EE Seminar: Big data - small training set: biomedical image analysis bottlenecks, some strategies and applications

26 ביוני 2017, 15:00 
חדר 011, בניין כיתות-חשמל 

 (The talk will be given in English)

 

Speaker:     Dr. Tammy Riklin-Raviv
                   Department of Electrical and Computer Engineering, Ben Gurion University

 

Monday, June 26th, 2017
15:00 - 16:00

Room 011, Kitot Bldg., Faculty of Engineering

 

Big data - small training set:  biomedical image analysis bottlenecks, some strategies and applications
 

Abstract

Recent progress in imaging technologies leads to a continuous growth in biomedical data, which canprovide better insight into important clinical and biological questions. Advanced machine learning techniques, such as artificial neural networks are brought to bear on addressing fundamental medical image computing challenges such as segmentation, classification and reconstruction, required for meaningful analysis of the data. Nevertheless, the main bottleneck, which is the lack of annotated examples or ‘ground truth’ to be used for training, still remains. 

In my talk, I will give a brief overview on some biomedical image analysis problems we aim to address, and suggest how prior information about the problem at hand can be utilized to compensate for insufficient or even the absence of ground-truth data.

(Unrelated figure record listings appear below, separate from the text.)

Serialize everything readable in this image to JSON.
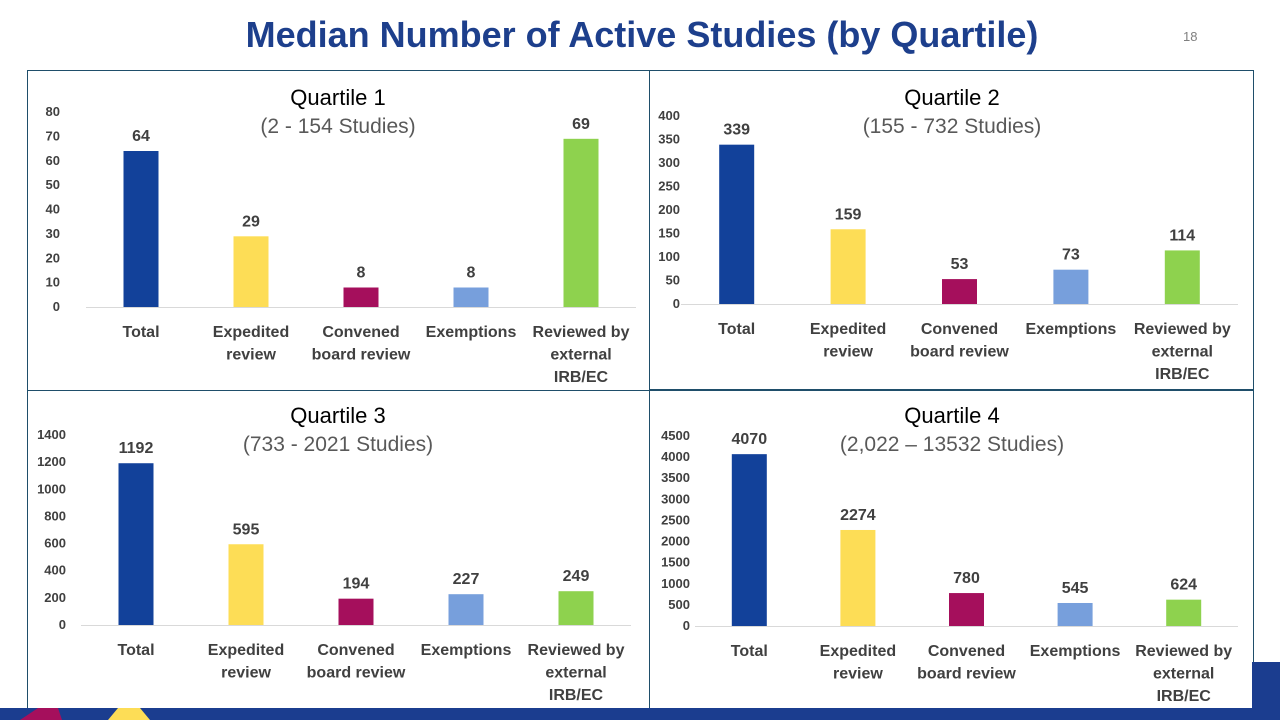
{
  "slide": {
    "title": "Median Number of Active Studies (by Quartile)",
    "page_number": "18"
  },
  "colors": {
    "title": "#1d3f8c",
    "Total": "#12419a",
    "Expedited review": "#fddd56",
    "Convened board review": "#a50f5c",
    "Exemptions": "#779fdc",
    "Reviewed by external IRB/EC": "#8ed24e",
    "footer_navy": "#1b3d8f",
    "footer_yellow": "#fddd56",
    "footer_magenta": "#a50f5c"
  },
  "chart_data": [
    {
      "type": "bar",
      "title": "Quartile 1",
      "subtitle": "(2 - 154 Studies)",
      "categories": [
        "Total",
        "Expedited review",
        "Convened board review",
        "Exemptions",
        "Reviewed by external IRB/EC"
      ],
      "category_labels": [
        [
          "Total"
        ],
        [
          "Expedited",
          "review"
        ],
        [
          "Convened",
          "board review"
        ],
        [
          "Exemptions"
        ],
        [
          "Reviewed by",
          "external",
          "IRB/EC"
        ]
      ],
      "values": [
        64,
        29,
        8,
        8,
        69
      ],
      "ylim": [
        0,
        80
      ],
      "yticks": [
        0,
        10,
        20,
        30,
        40,
        50,
        60,
        70,
        80
      ],
      "ytick_labels": [
        "0",
        "10",
        "20",
        "30",
        "40",
        "50",
        "60",
        "70",
        "80"
      ],
      "value_labels": [
        "64",
        "29",
        "8",
        "8",
        "69"
      ],
      "xlabel": "",
      "ylabel": "",
      "legend": "none",
      "grid": false
    },
    {
      "type": "bar",
      "title": "Quartile 2",
      "subtitle": "(155 - 732 Studies)",
      "categories": [
        "Total",
        "Expedited review",
        "Convened board review",
        "Exemptions",
        "Reviewed by external IRB/EC"
      ],
      "category_labels": [
        [
          "Total"
        ],
        [
          "Expedited",
          "review"
        ],
        [
          "Convened",
          "board review"
        ],
        [
          "Exemptions"
        ],
        [
          "Reviewed by",
          "external",
          "IRB/EC"
        ]
      ],
      "values": [
        339,
        159,
        53,
        73,
        114
      ],
      "ylim": [
        0,
        400
      ],
      "yticks": [
        0,
        50,
        100,
        150,
        200,
        250,
        300,
        350,
        400
      ],
      "ytick_labels": [
        "0",
        "50",
        "100",
        "150",
        "200",
        "250",
        "300",
        "350",
        "400"
      ],
      "value_labels": [
        "339",
        "159",
        "53",
        "73",
        "114"
      ],
      "xlabel": "",
      "ylabel": "",
      "legend": "none",
      "grid": false
    },
    {
      "type": "bar",
      "title": "Quartile 3",
      "subtitle": "(733 - 2021 Studies)",
      "categories": [
        "Total",
        "Expedited review",
        "Convened board review",
        "Exemptions",
        "Reviewed by external IRB/EC"
      ],
      "category_labels": [
        [
          "Total"
        ],
        [
          "Expedited",
          "review"
        ],
        [
          "Convened",
          "board review"
        ],
        [
          "Exemptions"
        ],
        [
          "Reviewed by",
          "external",
          "IRB/EC"
        ]
      ],
      "values": [
        1192,
        595,
        194,
        227,
        249
      ],
      "ylim": [
        0,
        1400
      ],
      "yticks": [
        0,
        200,
        400,
        600,
        800,
        1000,
        1200,
        1400
      ],
      "ytick_labels": [
        "0",
        "200",
        "400",
        "600",
        "800",
        "1000",
        "1200",
        "1400"
      ],
      "value_labels": [
        "1192",
        "595",
        "194",
        "227",
        "249"
      ],
      "xlabel": "",
      "ylabel": "",
      "legend": "none",
      "grid": false
    },
    {
      "type": "bar",
      "title": "Quartile 4",
      "subtitle": "(2,022 – 13532 Studies)",
      "categories": [
        "Total",
        "Expedited review",
        "Convened board review",
        "Exemptions",
        "Reviewed by external IRB/EC"
      ],
      "category_labels": [
        [
          "Total"
        ],
        [
          "Expedited",
          "review"
        ],
        [
          "Convened",
          "board review"
        ],
        [
          "Exemptions"
        ],
        [
          "Reviewed by",
          "external",
          "IRB/EC"
        ]
      ],
      "values": [
        4070,
        2274,
        780,
        545,
        624
      ],
      "ylim": [
        0,
        4500
      ],
      "yticks": [
        0,
        500,
        1000,
        1500,
        2000,
        2500,
        3000,
        3500,
        4000,
        4500
      ],
      "ytick_labels": [
        "0",
        "500",
        "1000",
        "1500",
        "2000",
        "2500",
        "3000",
        "3500",
        "4000",
        "4500"
      ],
      "value_labels": [
        "4070",
        "2274",
        "780",
        "545",
        "624"
      ],
      "xlabel": "",
      "ylabel": "",
      "legend": "none",
      "grid": false
    }
  ]
}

I will then present a framework based on deep neural networks for the denoising of Dynamic contrast-enhanced MRI (DCE-MRI) sequences of the brain. DCE-MRI is an imaging protocol where MRI scans are acquired repetitively throughout the injection of a contrast agent, that is mainly used for quantitative assessment of blood-brain barrier (BBB) permeability. BBB dysfunctionality is associated with numerous brain pathologies including stroke, tumor, traumatic brain injury, epilepsy. Existing techniques for DCE-MRI analysis are error-prone as the dynamic scans are subject to non-white, spatially-dependent and anisotropic noise. To address DCE-MRI denoising challenges we use an ensemble of expert DNNs constructed as deep autoencoders, where each is trained on a specific subset of the input space to accommodate different noise characteristics and dynamic patterns. Since clean DCE-MRI sequences (ground truth) for training are not available, we present a sampling scheme, for generating realistic training sets with nonlinear dynamics that faithfully model clean DCE-MRI data and accounts for spatial similarities. The proposed approach has been successfully applied to full and even temporally down-sampled DCE-MRI sequences, from two different databases, of stroke and brain tumor patients, and is shown to favorably compare to state-of-the-art denoising methods.
 

BIO
Tammy Riklin Raviv is a faculty member at the Electrical and Computer Engineering department of Ben-Gurion University of the Negev since 2012. Her research focuses on the development of computational tools for processing and analysis of medical, and biological images. She holds a B.Sc. in Physics and an M.Sc. in Computer Science from the Hebrew University of Jerusalem. She received her Ph.D. from the School of Electrical Engineering of Tel-Aviv University. In 2010-2012 she was a research fellow at Harvard Medical School and the Broad Institute. Prior to this (2008-2010) she was a post-doctorate associate at the Computer Science and Artificial Intelligence Laboratory (CSAIL) at the Massachusetts Institute of Technology.